XS = CATEGORICAL_FEATURES + NUMERICAL_FEATURES
TARGET = 'sold'

In [11]:
train_ds = ds[ds['d'] < 1914]
val_ds = ds[ds['d'] >= 1914]
# объект для подсчета метрик
metric = WRMSSE(train_ds, val_ds)

# объекты для обучения
train_set = lgb.Dataset(train_ds[XS], train_ds[TARGET], categorical_feature=CATEGORICAL_FEATURES)
valid_set = lgb.Dataset(val_ds[XS], val_ds[TARGET], categorical_feature=CATEGORICAL_FEATURES)

In [None]:
params = {
    'objective': 'rmse',
    'num_iterations': 5000,
    'learning_rate': 0.1,
    'verbose': 20,
'    bagging_fraction': 0.5,
    'feature_fraction': 0.7,
    'max_depth': 8,
    'num_leaves': 32
}

In [None]:
model = lgb.train(
    params,
    train_set=train_set,
    valid_sets=[train_set, valid_set],
    early_stopping_rounds=10,
    categorical_feature=CATEGORICAL_FEATURES
)

In [None]:
plt.figure(figsize=(15, 5))
lgb.plot_importance(model, importance_type='gain')

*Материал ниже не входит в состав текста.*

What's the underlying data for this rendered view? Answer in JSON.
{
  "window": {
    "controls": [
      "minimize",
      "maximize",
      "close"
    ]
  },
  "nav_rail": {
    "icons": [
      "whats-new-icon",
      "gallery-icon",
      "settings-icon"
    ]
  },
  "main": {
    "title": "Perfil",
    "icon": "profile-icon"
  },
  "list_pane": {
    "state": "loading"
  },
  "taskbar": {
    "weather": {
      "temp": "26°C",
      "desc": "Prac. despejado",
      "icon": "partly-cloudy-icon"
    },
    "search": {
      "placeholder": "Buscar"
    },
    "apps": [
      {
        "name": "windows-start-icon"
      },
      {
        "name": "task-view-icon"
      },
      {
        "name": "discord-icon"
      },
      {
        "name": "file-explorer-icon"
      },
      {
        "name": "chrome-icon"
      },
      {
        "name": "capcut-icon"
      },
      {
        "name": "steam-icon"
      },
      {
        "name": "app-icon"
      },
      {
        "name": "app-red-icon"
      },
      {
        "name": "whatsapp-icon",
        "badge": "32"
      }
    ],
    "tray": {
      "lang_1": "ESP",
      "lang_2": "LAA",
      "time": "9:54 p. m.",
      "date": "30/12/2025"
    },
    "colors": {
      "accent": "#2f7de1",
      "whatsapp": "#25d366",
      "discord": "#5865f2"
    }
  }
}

# Подготовка "станартного" вида валидации

In [None]:
val_pred = val_ds.copy()
val_pred['sold_predict'] = model.predict(val_ds[XS])
val_pred['d'] = val_pred.d.apply(lambda x: f'd_{x}')
val_pred = val_pred.pivot(index='id', columns='d', values='sold_predict')
val_pred = val_ds[ID_COLUMNS].drop_duplicates().merge(val_pred, on='id')

In [61]:
print('WRMSSE: ', metric.score(val_pred))

WRMSSE:  0.6200938982182481


# Отправка сабмита

In [107]:
submit_days = only_days_columns(val_pred)
submit_evaluation = val_pred[['id'] + submit_days]
submit_rename_dict = {
    col: f'F{i}' 
    for i, col in enumerate(only_days_columns(submit_evaluation), start=1)
}
submit_evaluation = submit_evaluation.rename(columns=submit_rename_dict)

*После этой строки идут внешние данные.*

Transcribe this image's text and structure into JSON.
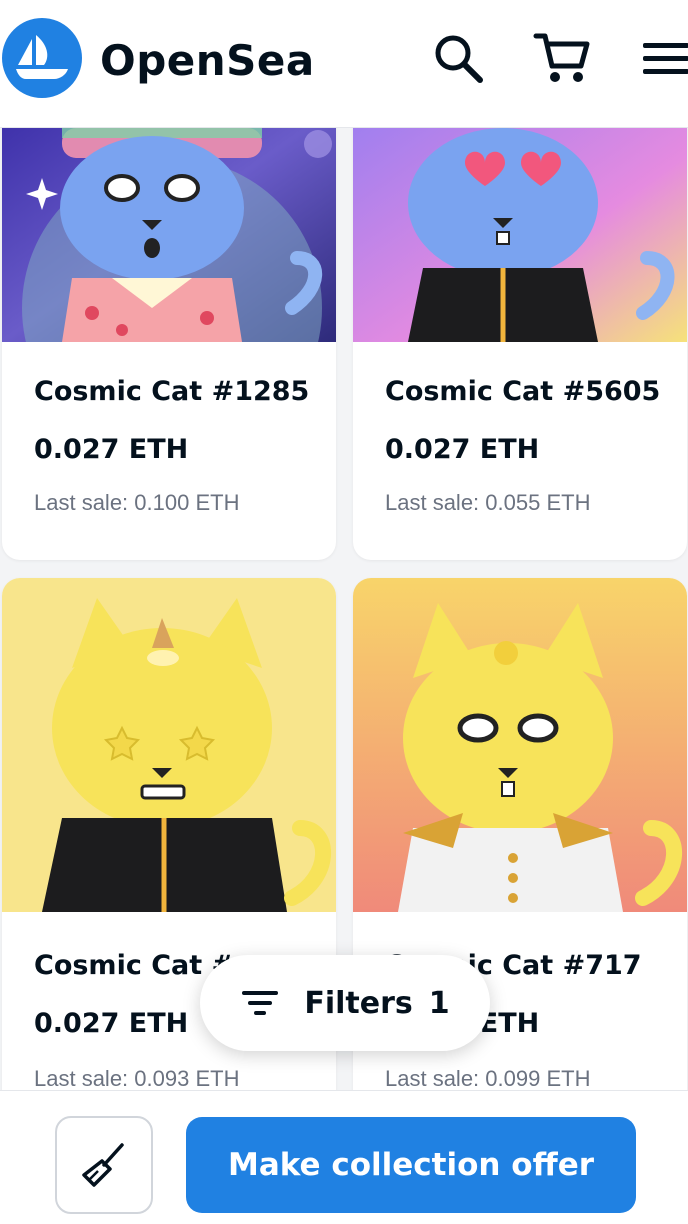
{
  "header": {
    "brand": "OpenSea",
    "logo_icon": "opensea-ship-icon",
    "search_icon": "search-icon",
    "cart_icon": "cart-icon",
    "menu_icon": "hamburger-menu-icon"
  },
  "items": [
    {
      "name": "Cosmic Cat #1285",
      "price": "0.027 ETH",
      "last_sale_label": "Last sale:",
      "last_sale_value": "0.100 ETH"
    },
    {
      "name": "Cosmic Cat #5605",
      "price": "0.027 ETH",
      "last_sale_label": "Last sale:",
      "last_sale_value": "0.055 ETH"
    },
    {
      "name": "Cosmic Cat #",
      "price": "0.027 ETH",
      "last_sale_label": "Last sale:",
      "last_sale_value": "0.093 ETH"
    },
    {
      "name": "Cosmic Cat #717",
      "price": "0.027 ETH",
      "last_sale_label": "Last sale:",
      "last_sale_value": "0.099 ETH"
    }
  ],
  "filters": {
    "label": "Filters",
    "count": "1",
    "icon": "filter-lines-icon"
  },
  "footer": {
    "sweep_icon": "broom-icon",
    "offer_label": "Make collection offer"
  },
  "colors": {
    "accent": "#2081e2",
    "text": "#04111d",
    "muted": "#6b7280"
  }
}
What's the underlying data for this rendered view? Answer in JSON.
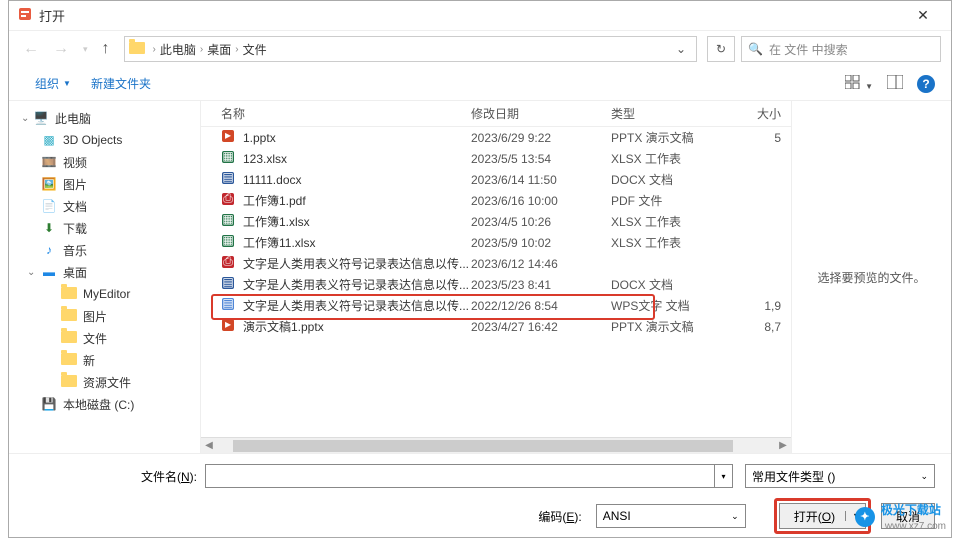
{
  "title": "打开",
  "breadcrumb": {
    "root": "此电脑",
    "p1": "桌面",
    "p2": "文件"
  },
  "search_placeholder": "在 文件 中搜索",
  "toolbar": {
    "organize": "组织",
    "newfolder": "新建文件夹"
  },
  "columns": {
    "name": "名称",
    "date": "修改日期",
    "type": "类型",
    "size": "大小"
  },
  "tree": {
    "pc": "此电脑",
    "d3d": "3D Objects",
    "video": "视频",
    "pic": "图片",
    "doc": "文档",
    "dl": "下载",
    "music": "音乐",
    "desktop": "桌面",
    "myeditor": "MyEditor",
    "tpic": "图片",
    "tfile": "文件",
    "tnew": "新",
    "tres": "资源文件",
    "cdrive": "本地磁盘 (C:)"
  },
  "files": [
    {
      "name": "1.pptx",
      "date": "2023/6/29 9:22",
      "type": "PPTX 演示文稿",
      "size": "5",
      "icon": "pptx"
    },
    {
      "name": "123.xlsx",
      "date": "2023/5/5 13:54",
      "type": "XLSX 工作表",
      "size": "",
      "icon": "xlsx"
    },
    {
      "name": "11111.docx",
      "date": "2023/6/14 11:50",
      "type": "DOCX 文档",
      "size": "",
      "icon": "docx"
    },
    {
      "name": "工作簿1.pdf",
      "date": "2023/6/16 10:00",
      "type": "PDF 文件",
      "size": "",
      "icon": "pdf"
    },
    {
      "name": "工作簿1.xlsx",
      "date": "2023/4/5 10:26",
      "type": "XLSX 工作表",
      "size": "",
      "icon": "xlsx"
    },
    {
      "name": "工作簿11.xlsx",
      "date": "2023/5/9 10:02",
      "type": "XLSX 工作表",
      "size": "",
      "icon": "xlsx"
    },
    {
      "name": "文字是人类用表义符号记录表达信息以传...",
      "date": "2023/6/12 14:46",
      "type": "",
      "size": "",
      "icon": "pdf"
    },
    {
      "name": "文字是人类用表义符号记录表达信息以传...",
      "date": "2023/5/23 8:41",
      "type": "DOCX 文档",
      "size": "",
      "icon": "docx"
    },
    {
      "name": "文字是人类用表义符号记录表达信息以传...",
      "date": "2022/12/26 8:54",
      "type": "WPS文字 文档",
      "size": "1,9",
      "icon": "wps",
      "hl": true
    },
    {
      "name": "演示文稿1.pptx",
      "date": "2023/4/27 16:42",
      "type": "PPTX 演示文稿",
      "size": "8,7",
      "icon": "pptx"
    }
  ],
  "preview_text": "选择要预览的文件。",
  "filename_label": "文件名(N):",
  "filetype_label": "常用文件类型 ()",
  "encoding_label": "编码(E):",
  "encoding_value": "ANSI",
  "open_btn": "打开(O)",
  "cancel_btn": "取消",
  "watermark": {
    "name": "极光下载站",
    "url": "www.xz7.com"
  }
}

submit_validation = submit_evaluation.copy()
submit_validation['id'] = submit_validation.id.str.replace('evaluation', 'validation')

submit = pd.concat([submit_evaluation, submit_validation])

In [108]:
submit.to_csv('submit.csv', index=False)

In [20]:
!kaggle competitions submit -c m5-forecasting-accuracy -f submit.csv -m "Test pipeline"

100%|██████████████████████████████████████| 32.5M/32.5M [00:03<00:00, 9.07MB/s]
Successfully submitted to M5 Forecasting - Accuracy